McHenry Mansion


The McHenry Mansion is a Victorian-Italianate historic house museum situated in the historic downtown of Modesto, California. It was originally built in 1883 as a residence for Robert McHenry, a prominent local resident.

History

In 1880, Robert McHenry purchased five lots on the corner of 15th and I street in Modesto, California for what would become the McHenry Mansion. McHenry hired Jeremiah Robinson, a Stockton contractor, to design and construct the mansion. Construction of the McHenry Mansion began in 1882 and was completed in 1883. The mansion was constructed in the High Victorian Italianate style that was popular at the time. After construction, Robert McHenry lived in the mansion with his wife, Matilda until his death in 1890. With the death of Matilda in 1896, their son, Oramil McHenry, moved into the mansion with his wife Louise and their three children. After their divorce in 1901, Oramil married a woman named Myrtie Conneau in 1902. Conneau came into ownership of the McHenry mansion following Oramil's death in 1906 due to stomach cancer. The McHenry Mansion changed ownership again when Myrtie remarried William Langdon in 1908.
Subsequently, the mansion became the Elmwood Sanitarium in 1919, then the Langdon apartments in 1923. The McHenry Mansion continued to be used as an apartment building until 1976, when it came on the market.

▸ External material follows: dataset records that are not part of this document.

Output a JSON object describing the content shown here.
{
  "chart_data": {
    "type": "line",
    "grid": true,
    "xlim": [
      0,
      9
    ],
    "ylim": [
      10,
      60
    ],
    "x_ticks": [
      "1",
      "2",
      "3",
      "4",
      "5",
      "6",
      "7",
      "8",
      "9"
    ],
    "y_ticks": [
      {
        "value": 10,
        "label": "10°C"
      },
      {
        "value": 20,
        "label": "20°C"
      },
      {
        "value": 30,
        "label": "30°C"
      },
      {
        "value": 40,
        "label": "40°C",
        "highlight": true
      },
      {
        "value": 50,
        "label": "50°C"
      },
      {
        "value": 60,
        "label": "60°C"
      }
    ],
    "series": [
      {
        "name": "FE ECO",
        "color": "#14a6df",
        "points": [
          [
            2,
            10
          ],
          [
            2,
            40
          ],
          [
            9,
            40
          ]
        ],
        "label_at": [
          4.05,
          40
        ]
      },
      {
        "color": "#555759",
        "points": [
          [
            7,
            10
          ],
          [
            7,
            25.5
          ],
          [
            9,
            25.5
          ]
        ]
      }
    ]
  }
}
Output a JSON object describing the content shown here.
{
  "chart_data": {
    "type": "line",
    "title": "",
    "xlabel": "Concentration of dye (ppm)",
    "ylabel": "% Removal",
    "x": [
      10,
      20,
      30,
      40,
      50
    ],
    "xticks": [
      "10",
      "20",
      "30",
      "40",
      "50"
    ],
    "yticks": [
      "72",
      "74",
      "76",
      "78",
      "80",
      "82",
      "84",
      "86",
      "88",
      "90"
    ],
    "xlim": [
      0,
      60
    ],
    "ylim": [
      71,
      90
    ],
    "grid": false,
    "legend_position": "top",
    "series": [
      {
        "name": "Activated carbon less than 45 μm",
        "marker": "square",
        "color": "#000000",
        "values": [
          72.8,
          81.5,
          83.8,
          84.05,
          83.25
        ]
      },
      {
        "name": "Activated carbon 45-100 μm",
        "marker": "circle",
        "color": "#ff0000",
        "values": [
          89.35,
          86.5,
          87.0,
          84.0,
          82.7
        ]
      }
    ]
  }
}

At the time, Modesto was rapidly losing much of its historical architecture, so Aileen and Julio Gallo purchased the mansion through the Julio R. Gallo Foundation to preserve it. The McHenry Mansion was restored and opened to the public in 1983 and has since been open as a historical landmark with available tours. In 2011 the front of the McHenry Mansion was damaged in a major fire and has since been restored to its original state.